Woodward was awarded the Military Cross and Two Bars, for the following three actions:
- Military Cross: awarded for actions at Le Touquet on 10–11 June 1916. Citation: "For conspicuous gallantry and determination when, after repeated attempts under very difficult circumstances, he succeeded in blowing up a ruined house 120 yards from our trenches. This house had been frequently used as an enemy sniper post." The ruined house was known as "The Red House".

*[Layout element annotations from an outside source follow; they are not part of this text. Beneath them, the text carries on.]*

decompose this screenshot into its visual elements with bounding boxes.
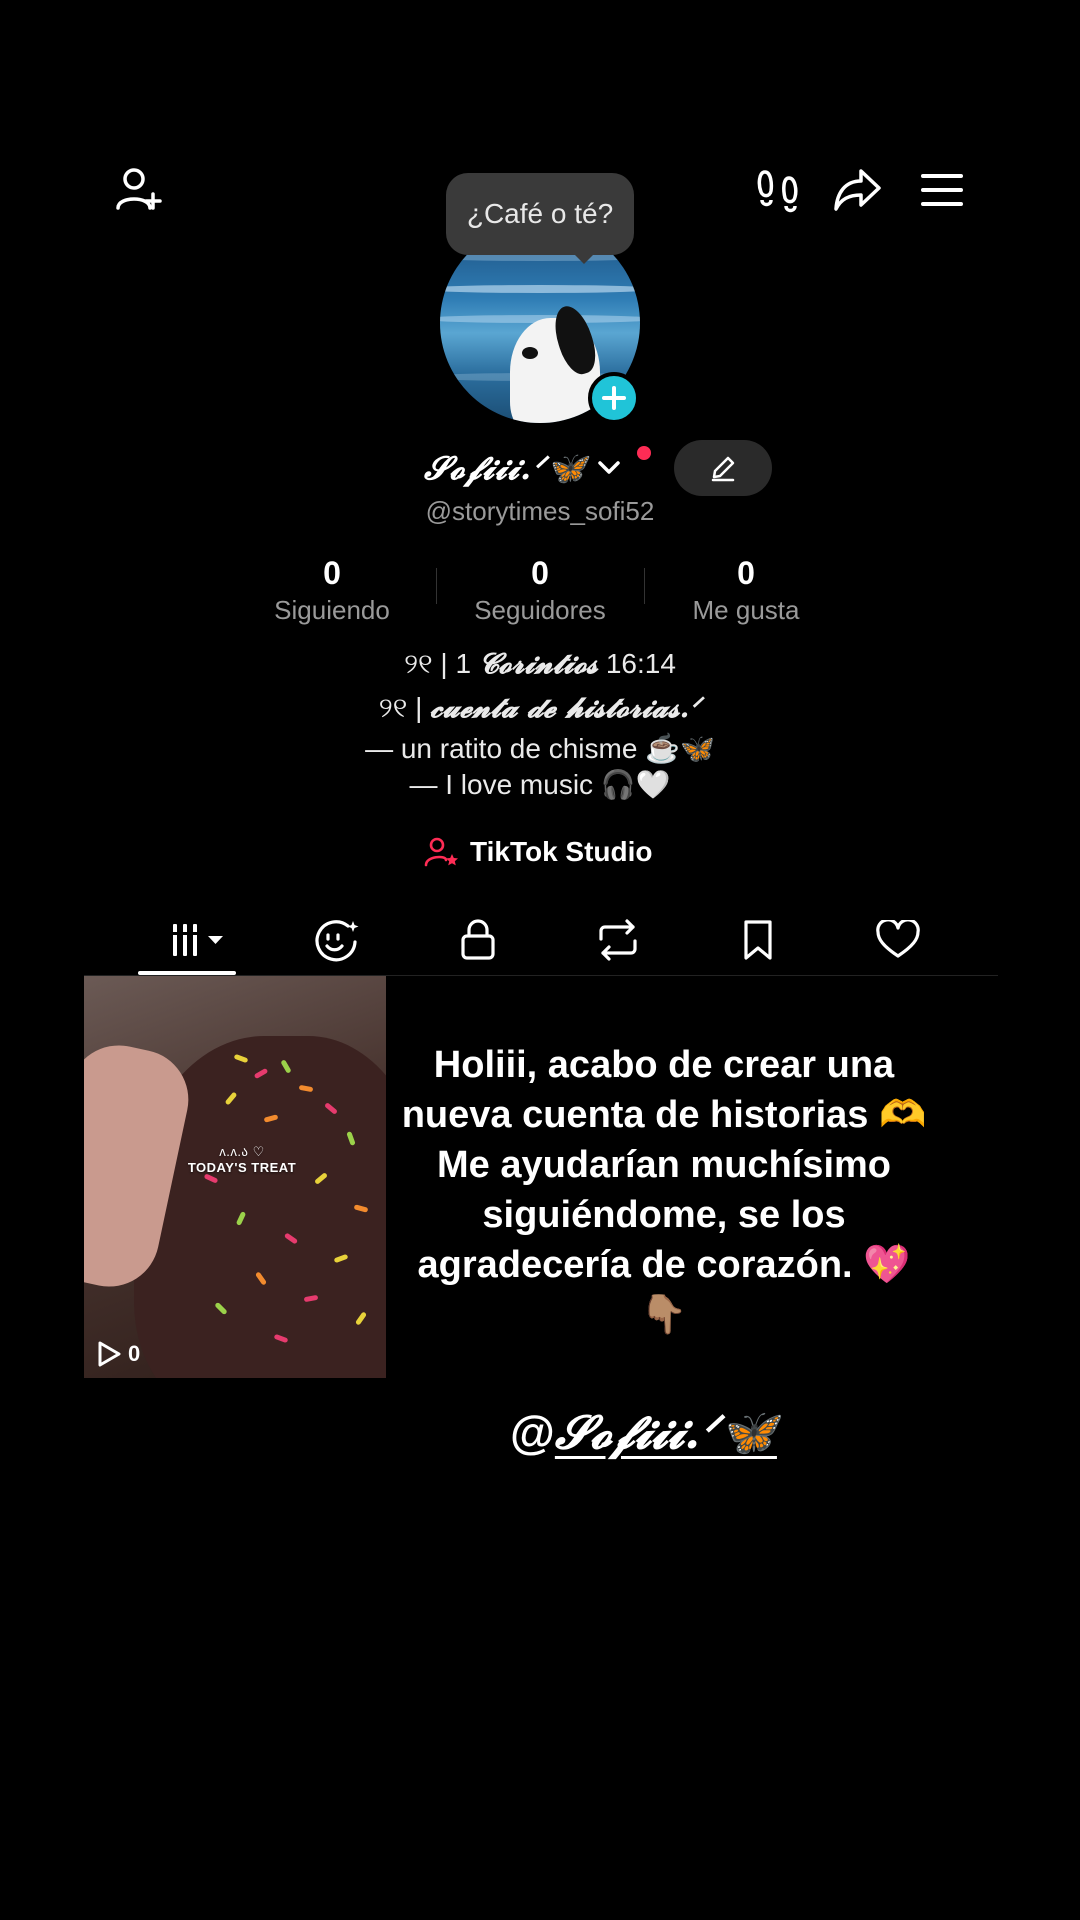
chevron-down-icon [598,461,621,474]
tab-favorites[interactable] [688,905,828,975]
pencil-icon [711,456,735,482]
add-story-button[interactable] [588,372,640,424]
heart-icon [876,920,920,958]
menu-button[interactable] [912,160,972,220]
username-handle: @storytimes_sofi52 [425,496,655,526]
person-star-icon [424,837,458,867]
share-icon [834,169,881,211]
stat-followers[interactable]: 0 Seguidores [440,553,640,627]
bio-line-4: — I love music 🎧🤍 [409,769,671,800]
stat-likes[interactable]: 0 Me gusta [646,553,846,627]
stat-followers-label: Seguidores [474,595,606,625]
stat-following-value: 0 [323,555,341,591]
face-sparkle-icon [315,920,359,962]
account-switcher[interactable]: 𝓢𝓸𝓯𝓲𝓲𝓲.ᐟ🦋 [424,440,621,496]
edit-profile-button[interactable] [674,440,772,496]
play-outline-icon [98,1341,121,1367]
stat-following-label: Siguiendo [274,595,390,625]
lock-icon [461,919,495,960]
stat-divider [436,568,437,604]
stat-likes-label: Me gusta [692,595,800,625]
repost-icon [599,919,637,961]
stat-likes-value: 0 [737,555,755,591]
bookmark-icon [744,920,772,960]
bio-line-3: — un ratito de chisme ☕️🦋 [365,733,715,764]
bio-line-1: ୨୧ | 1 𝓒𝓸𝓻𝓲𝓷𝓽𝓲𝓸𝓼 16:14 [404,647,676,680]
footprints-icon [757,170,798,213]
tab-videos[interactable] [128,905,268,975]
display-name: 𝓢𝓸𝓯𝓲𝓲𝓲.ᐟ🦋 [424,448,588,487]
tab-ai-self[interactable] [268,905,408,975]
mention-link[interactable]: @𝓢𝓸𝓯𝓲𝓲𝓲.ᐟ🦋 [510,1405,777,1461]
tooltip-bubble[interactable]: ¿Café o té? [446,173,634,255]
notification-dot [637,446,651,460]
grid-bars-icon [172,924,223,956]
tab-reposts[interactable] [548,905,688,975]
video-view-count: 0 [96,1340,140,1368]
stat-followers-value: 0 [531,555,549,591]
stat-divider [644,568,645,604]
share-button[interactable] [828,160,888,220]
overlay-message: Holiii, acabo de crear una nueva cuenta … [401,1044,927,1336]
tooltip-tail [572,252,596,264]
person-add-icon [116,168,162,210]
profile-tabs [128,905,968,975]
tab-liked[interactable] [828,905,968,975]
tiktok-studio-label: TikTok Studio [470,836,653,867]
bio-line-2: ୨୧ | 𝓬𝓾𝓮𝓷𝓽𝓪 𝓭𝓮 𝓱𝓲𝓼𝓽𝓸𝓻𝓲𝓪𝓼.ᐟ [378,691,702,724]
stat-following[interactable]: 0 Siguiendo [232,553,432,627]
plus-icon [602,386,626,410]
tab-private[interactable] [408,905,548,975]
footprints-button[interactable] [748,160,808,220]
tiktok-studio-link[interactable]: TikTok Studio [424,832,653,872]
hamburger-menu-icon [921,174,963,206]
video-caption: ᴧ.ᴧ.ა ♡ TODAY'S TREAT [187,1144,297,1175]
video-thumbnail[interactable]: ᴧ.ᴧ.ა ♡ TODAY'S TREAT 0 [84,976,386,1378]
tooltip-text: ¿Café o té? [466,198,614,229]
add-friend-button[interactable] [108,160,168,220]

- Bar to Military Cross: awarded for actions at Bony, Aisne on 29 September 1918. Citation: "On September 29th, 1918, at Bony, he was in charge of three sections working on a forward road, under heavy enemy shell and machine-gun fire. Owing to the infantry advance being checked, the position on the forward road became very involved. By his courage and resourcefulness in patrolling the road and organising the work he succeeded in carrying the work forward, thus enabling the subsequent attacks to be carried through. He set a fine example to his men at a time when casualties were heavy and rendered throughout the day very valuable and accurate reports".

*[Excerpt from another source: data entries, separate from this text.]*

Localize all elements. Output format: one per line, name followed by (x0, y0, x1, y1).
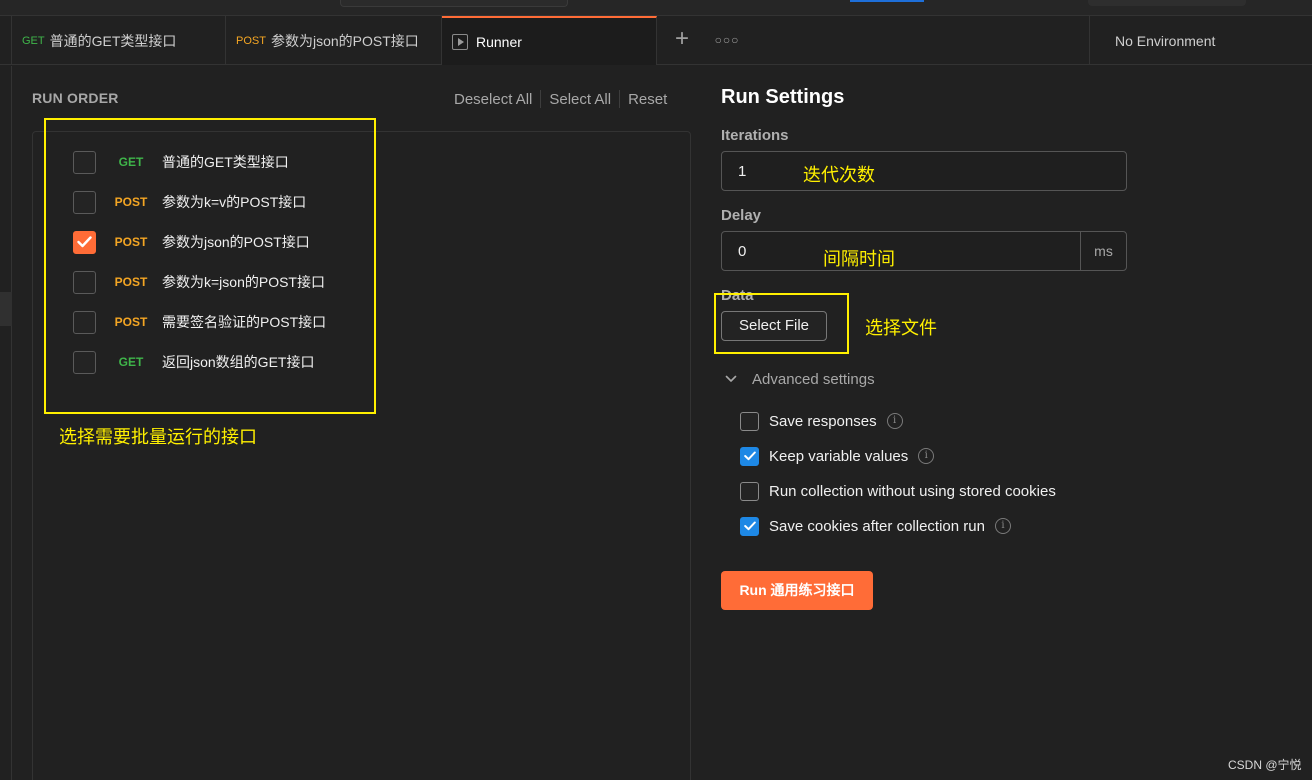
environment-label: No Environment (1115, 32, 1216, 49)
tab-label: Runner (476, 33, 522, 50)
advanced-settings-label: Advanced settings (752, 370, 875, 388)
option-checkbox-checked[interactable] (740, 446, 759, 466)
chevron-down-icon (725, 375, 737, 382)
option-label: Keep variable values (769, 447, 909, 465)
option-run-without-cookies[interactable]: Run collection without using stored cook… (740, 481, 1056, 501)
tab-label: 参数为json的POST接口 (270, 32, 419, 49)
iterations-value: 1 (738, 163, 747, 180)
checkmark-icon (743, 451, 756, 461)
annotation-box-data (714, 293, 849, 354)
tab-request-post[interactable]: POST 参数为json的POST接口 (226, 16, 442, 65)
run-order-heading: RUN ORDER (32, 90, 119, 106)
sidebar-edge (0, 16, 12, 65)
run-collection-button[interactable]: Run 通用练习接口 (721, 571, 873, 610)
search-bar[interactable] (340, 0, 568, 7)
method-badge: POST (236, 34, 266, 47)
option-checkbox[interactable] (740, 481, 759, 501)
sidebar-collapsed (0, 66, 12, 780)
iterations-label: Iterations (721, 127, 789, 144)
delay-value: 0 (738, 243, 747, 260)
run-settings-heading: Run Settings (721, 86, 845, 108)
option-label: Run collection without using stored cook… (769, 482, 1056, 500)
option-checkbox[interactable] (740, 411, 759, 431)
delay-label: Delay (721, 207, 762, 224)
header-environment-area (1088, 0, 1246, 6)
advanced-settings-toggle[interactable]: Advanced settings (724, 369, 875, 389)
option-save-cookies[interactable]: Save cookies after collection run i (740, 516, 1011, 536)
annotation-delay-note: 间隔时间 (823, 249, 895, 269)
info-icon[interactable]: i (886, 413, 903, 429)
app-header-strip (0, 0, 1312, 16)
select-all-button[interactable]: Select All (541, 91, 619, 108)
environment-selector[interactable]: No Environment (1089, 16, 1312, 65)
annotation-iterations-note: 迭代次数 (803, 165, 875, 185)
new-tab-plus-icon[interactable]: + (668, 26, 696, 54)
option-label: Save responses (769, 412, 877, 430)
method-badge: GET (22, 34, 45, 47)
deselect-all-button[interactable]: Deselect All (446, 91, 540, 108)
iterations-input[interactable]: 1 (721, 151, 1127, 191)
reset-button[interactable]: Reset (620, 91, 675, 108)
more-tabs-dots-icon[interactable]: ○○○ (712, 26, 742, 54)
option-keep-variable-values[interactable]: Keep variable values i (740, 446, 935, 466)
option-save-responses[interactable]: Save responses i (740, 411, 903, 431)
tab-request-get[interactable]: GET 普通的GET类型接口 (12, 16, 226, 65)
annotation-box-requests (44, 118, 376, 414)
delay-unit: ms (1080, 232, 1126, 270)
option-label: Save cookies after collection run (769, 517, 985, 535)
annotation-requests-note: 选择需要批量运行的接口 (59, 427, 257, 447)
info-icon[interactable]: i (918, 448, 935, 464)
sidebar-active-marker (0, 292, 12, 326)
runner-icon (452, 33, 468, 50)
watermark: CSDN @宁悦 (1228, 758, 1302, 772)
checkmark-icon (743, 521, 756, 531)
tab-runner[interactable]: Runner (442, 16, 657, 65)
annotation-file-note: 选择文件 (865, 318, 937, 338)
info-icon[interactable]: i (994, 518, 1011, 534)
upgrade-button[interactable] (850, 0, 924, 2)
delay-input[interactable]: 0 ms (721, 231, 1127, 271)
option-checkbox-checked[interactable] (740, 516, 759, 536)
tab-bar: GET 普通的GET类型接口 POST 参数为json的POST接口 Runne… (0, 16, 1312, 65)
tab-label: 普通的GET类型接口 (49, 32, 177, 49)
run-order-actions: Deselect All Select All Reset (446, 84, 675, 114)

- Second Bar to Military Cross: awarded for actions at Rejet-de-Beaulieu on 4 November 1918. Citation: "For conspicuous gallantry and devotion to duty on the night of the 3rd/4th November 1918, at Rejet de Beaulieu, when his section was entrusted with the construction of a heavy bridge to carry tanks. The successful completion of this work within five hours after zero was mainly due to his detailed preparations made at very short notice under intense artillery and machine-gun fire". His commanding officer had recommended him for the award of the Distinguished Service Order, but this was later downgraded to a second bar to the Military Cross.

In the 1956 New Year Honours, Woodward was appointed a Companion of the Order of St Michael and St George for "services to Mining and Metallurgy in the Commonwealth of Australia".

==Depictions in fiction==

The 2010 film Beneath Hill 60 is based on Woodward's exploits during the First World War with the 1st Australian Tunnelling Company. Woodward is played by Brendan Cowell.